The inevitable criticism, however, is that this straightforwardness comes at a price – that New Who lacks the devilish complexity that was a hallmark when Sherlock’s Steven Moffat was steering the Tardis. Some fans prefer Chibnall’s vision. Others do not. One or two – and you’re going to have to trust me on this – have even taken to the internet to discreetly share their concerns.

Does Chibnall take such criticism to heart? As Baron Broadchurch, why should he care what anyone thinks? But then you have an episode such "Fugitive of the Judoon", which unfolds like an impassioned and not entirely convincing cover version of Moffat-vintage Who. It was like that time Kylie Minogue got the Manic Street Preachers in and attempted to go all indie. All credit for trying but please stop it immediately.

What Chibnall has cooked up with "Fugitive of the Judoon" is opaque, a bit silly and tending to bash you over the head with how clever it is. We get a big, Moffatian gimmick, too, as the Doctor (Jodie Whittaker) meet a version of herself from a different timeline. Suddenly you’re watching Doctor Two.

Yes it’s ridiculous (if a long way short of Moffat’s recent fangs-but-no-fangs take on Dracula). But there is lots of admire here as well. It’s an ordinary day in Gloucester when a squadron of space-going rhino people in riot-gear beam in. They are the eponymous Judoon. And, under the powers vested in them by the galactic Empire (something like that anyway), they are putting the town on lockdown.

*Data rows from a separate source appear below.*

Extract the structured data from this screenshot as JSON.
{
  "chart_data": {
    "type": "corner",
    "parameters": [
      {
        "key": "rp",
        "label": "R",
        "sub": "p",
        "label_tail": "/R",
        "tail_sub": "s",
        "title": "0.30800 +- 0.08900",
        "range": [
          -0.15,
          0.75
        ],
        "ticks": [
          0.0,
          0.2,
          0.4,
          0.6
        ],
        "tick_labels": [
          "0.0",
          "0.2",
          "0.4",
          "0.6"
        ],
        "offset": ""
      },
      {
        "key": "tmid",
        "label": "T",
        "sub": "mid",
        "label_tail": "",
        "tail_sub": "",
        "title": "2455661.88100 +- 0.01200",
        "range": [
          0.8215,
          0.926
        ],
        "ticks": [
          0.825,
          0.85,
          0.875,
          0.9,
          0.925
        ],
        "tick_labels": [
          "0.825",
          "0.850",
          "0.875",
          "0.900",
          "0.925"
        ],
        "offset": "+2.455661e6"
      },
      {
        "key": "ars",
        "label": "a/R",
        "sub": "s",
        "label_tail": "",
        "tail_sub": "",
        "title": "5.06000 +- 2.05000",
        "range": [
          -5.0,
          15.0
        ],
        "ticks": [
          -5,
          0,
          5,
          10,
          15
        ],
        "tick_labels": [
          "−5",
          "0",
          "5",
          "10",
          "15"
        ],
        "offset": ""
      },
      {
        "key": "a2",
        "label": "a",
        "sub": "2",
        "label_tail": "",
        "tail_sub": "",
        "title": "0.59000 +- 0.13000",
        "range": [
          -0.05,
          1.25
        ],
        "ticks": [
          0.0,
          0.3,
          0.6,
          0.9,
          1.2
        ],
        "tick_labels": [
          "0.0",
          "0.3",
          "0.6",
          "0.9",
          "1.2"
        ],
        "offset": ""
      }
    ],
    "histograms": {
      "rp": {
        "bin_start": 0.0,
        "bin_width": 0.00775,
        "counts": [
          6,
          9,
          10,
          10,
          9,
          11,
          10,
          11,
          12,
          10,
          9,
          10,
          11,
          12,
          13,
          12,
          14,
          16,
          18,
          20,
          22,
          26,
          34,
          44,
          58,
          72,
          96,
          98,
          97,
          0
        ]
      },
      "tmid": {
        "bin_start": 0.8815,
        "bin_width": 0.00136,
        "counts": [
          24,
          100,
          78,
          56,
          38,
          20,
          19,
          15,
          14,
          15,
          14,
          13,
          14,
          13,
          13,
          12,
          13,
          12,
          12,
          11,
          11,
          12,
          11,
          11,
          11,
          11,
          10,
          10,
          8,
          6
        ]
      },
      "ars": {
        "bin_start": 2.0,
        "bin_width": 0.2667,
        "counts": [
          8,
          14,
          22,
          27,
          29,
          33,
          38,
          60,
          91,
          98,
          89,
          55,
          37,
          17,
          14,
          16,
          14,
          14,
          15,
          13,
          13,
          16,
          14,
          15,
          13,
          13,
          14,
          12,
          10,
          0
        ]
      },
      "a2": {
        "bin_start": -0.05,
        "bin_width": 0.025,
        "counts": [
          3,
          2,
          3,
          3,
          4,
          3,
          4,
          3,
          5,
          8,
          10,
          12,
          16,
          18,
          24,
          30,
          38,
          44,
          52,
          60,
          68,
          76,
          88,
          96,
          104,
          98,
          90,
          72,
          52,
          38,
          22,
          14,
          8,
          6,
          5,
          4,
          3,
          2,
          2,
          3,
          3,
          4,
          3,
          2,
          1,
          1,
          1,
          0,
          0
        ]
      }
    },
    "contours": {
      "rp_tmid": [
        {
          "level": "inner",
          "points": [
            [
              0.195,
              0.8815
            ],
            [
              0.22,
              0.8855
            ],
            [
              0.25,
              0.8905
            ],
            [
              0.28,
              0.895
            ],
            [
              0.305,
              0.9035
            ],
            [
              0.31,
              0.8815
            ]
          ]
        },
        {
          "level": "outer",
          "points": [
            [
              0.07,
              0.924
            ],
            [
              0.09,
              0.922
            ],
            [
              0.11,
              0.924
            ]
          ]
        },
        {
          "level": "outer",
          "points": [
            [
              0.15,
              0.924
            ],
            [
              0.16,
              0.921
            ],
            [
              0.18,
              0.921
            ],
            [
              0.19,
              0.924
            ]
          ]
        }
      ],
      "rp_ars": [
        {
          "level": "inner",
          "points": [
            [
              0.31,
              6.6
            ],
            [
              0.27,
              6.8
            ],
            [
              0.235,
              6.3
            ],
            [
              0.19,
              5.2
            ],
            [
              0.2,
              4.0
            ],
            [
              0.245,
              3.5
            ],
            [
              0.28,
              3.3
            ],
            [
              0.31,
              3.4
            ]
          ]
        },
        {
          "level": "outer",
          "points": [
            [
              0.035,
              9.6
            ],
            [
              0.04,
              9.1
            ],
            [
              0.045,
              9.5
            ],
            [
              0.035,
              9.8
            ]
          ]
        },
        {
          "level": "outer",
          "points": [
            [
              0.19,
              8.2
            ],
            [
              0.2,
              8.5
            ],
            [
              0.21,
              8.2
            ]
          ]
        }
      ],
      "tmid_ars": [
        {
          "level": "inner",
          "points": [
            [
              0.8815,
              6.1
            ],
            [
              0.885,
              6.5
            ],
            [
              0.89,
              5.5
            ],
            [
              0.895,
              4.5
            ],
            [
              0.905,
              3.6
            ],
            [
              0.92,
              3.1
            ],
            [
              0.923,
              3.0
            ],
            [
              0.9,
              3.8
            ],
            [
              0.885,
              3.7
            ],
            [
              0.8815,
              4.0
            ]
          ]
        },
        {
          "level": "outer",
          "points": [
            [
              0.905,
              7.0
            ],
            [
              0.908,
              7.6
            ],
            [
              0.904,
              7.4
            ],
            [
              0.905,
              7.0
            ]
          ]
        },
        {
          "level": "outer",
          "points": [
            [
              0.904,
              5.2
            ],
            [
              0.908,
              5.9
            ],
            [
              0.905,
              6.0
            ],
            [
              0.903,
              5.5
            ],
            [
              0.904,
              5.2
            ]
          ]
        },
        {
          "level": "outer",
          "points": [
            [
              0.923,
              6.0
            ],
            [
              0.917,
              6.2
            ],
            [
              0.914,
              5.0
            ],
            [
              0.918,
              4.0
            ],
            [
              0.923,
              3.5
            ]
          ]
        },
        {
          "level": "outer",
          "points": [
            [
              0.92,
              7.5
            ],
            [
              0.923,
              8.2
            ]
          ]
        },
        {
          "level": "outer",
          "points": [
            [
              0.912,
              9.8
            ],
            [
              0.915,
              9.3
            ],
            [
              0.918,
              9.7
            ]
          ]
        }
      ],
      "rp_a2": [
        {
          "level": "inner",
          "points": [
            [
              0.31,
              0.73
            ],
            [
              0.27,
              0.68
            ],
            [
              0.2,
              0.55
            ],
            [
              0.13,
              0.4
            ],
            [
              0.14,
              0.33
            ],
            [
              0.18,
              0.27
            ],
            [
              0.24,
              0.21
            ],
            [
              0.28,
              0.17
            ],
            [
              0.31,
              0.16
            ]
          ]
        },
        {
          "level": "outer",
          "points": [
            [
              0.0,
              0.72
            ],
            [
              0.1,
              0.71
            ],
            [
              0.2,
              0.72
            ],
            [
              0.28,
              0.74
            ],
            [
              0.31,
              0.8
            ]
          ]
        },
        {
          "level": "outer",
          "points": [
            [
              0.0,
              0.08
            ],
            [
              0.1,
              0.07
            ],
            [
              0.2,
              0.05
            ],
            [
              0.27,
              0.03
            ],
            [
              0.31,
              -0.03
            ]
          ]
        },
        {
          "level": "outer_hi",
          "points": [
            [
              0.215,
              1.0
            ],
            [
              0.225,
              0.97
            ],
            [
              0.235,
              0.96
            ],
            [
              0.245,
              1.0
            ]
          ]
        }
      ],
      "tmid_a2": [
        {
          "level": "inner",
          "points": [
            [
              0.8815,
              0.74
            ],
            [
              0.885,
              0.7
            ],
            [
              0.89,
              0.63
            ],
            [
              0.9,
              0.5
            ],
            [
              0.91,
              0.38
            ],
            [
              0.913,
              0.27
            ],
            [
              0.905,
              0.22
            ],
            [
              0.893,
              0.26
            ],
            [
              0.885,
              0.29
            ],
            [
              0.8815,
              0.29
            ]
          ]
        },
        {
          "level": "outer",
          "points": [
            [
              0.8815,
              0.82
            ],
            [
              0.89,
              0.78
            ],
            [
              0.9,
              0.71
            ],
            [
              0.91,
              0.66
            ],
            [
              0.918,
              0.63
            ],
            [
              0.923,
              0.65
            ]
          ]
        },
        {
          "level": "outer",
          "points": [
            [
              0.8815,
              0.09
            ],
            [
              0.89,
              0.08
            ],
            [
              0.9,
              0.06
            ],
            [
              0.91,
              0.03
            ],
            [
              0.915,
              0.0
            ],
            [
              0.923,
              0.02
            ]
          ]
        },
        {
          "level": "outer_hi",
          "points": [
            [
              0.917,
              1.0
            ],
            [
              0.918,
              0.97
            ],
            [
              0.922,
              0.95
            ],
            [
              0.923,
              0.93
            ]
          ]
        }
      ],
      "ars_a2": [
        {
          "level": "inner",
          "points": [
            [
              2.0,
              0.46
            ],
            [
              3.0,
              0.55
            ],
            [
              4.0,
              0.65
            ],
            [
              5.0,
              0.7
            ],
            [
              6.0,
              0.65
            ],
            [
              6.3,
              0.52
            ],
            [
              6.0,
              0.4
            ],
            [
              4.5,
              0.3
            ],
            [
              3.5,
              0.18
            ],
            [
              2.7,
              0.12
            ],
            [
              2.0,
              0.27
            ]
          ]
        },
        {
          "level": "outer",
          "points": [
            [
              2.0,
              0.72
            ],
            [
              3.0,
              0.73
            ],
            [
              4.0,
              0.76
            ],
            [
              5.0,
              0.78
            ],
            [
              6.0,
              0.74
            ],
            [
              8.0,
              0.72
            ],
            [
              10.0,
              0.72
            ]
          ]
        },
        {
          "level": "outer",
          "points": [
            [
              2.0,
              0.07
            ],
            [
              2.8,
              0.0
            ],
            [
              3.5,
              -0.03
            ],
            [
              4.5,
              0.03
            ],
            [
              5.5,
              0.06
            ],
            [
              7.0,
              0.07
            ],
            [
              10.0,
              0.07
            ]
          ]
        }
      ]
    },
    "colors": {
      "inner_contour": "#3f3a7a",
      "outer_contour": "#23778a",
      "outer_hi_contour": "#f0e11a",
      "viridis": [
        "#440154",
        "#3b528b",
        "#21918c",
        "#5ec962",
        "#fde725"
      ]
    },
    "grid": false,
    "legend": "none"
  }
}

This sounds like a job for the Doctor. Alas, she’s light-years away feeling mopey because Gallifrey, her home-world, has been destroyed (as we discovered in the New Year’s two-parter). Still, a Judoon invasion strikes her as slightly improper and she and the team ride to the rescue.

They arrive just in time to see squads of extras in latex stomping around Gloucester, doing their best short-tempered pachyderm impressions. Later, matters take a turn for the bizarre as it is revealed that local tour guide Ruth (Jo Martin) is actually a manifestation of the Doctor from an alternative dimension. This comes out as the Doctor discovers the Tardis – or at least a version of the Tardis - buried in the garden of the lighthouse where Ruth grew up.

Baffled? The Doctor certainly is and viewers could be forgiven for feeling likewise. Especially as Yaz, Ryan and Graham have been whisked away by Torchwood’s Captain Jack Harkness (John Barrowman). Barrowman is also a judge over on ITV’s Dancing On Ice and thus capable of inhabiting two different dimensions at once. One is an extra-planar hellscape where the basic laws of the universe have been abrogated. And the other is obviously this week’s Doctor Who.

Captain Jack has a message for the Doctor: “beware the lone Cyberman”. Back in the vicinity of earth, the two Doctors outfox Gallifreyan mystery woman Gat (Ritu Arya). She is hoodwinked into obliterating herself with Doctor 2.0’s blaster (no idea how this came to pass but now seems a bit late to start asking questions). And then Whittaker returns to Gloucester to reunite with her team.

What just happened? Chibnall in his second season is clearly building towards an epic and convoluted resolution to the Gallifrey-has-been-nuked storyline. So far so complex. But, exhausted by years of Moffat’s twisting, turning plots, is that what fans really want? Either way, that, it is appears, is what we are getting.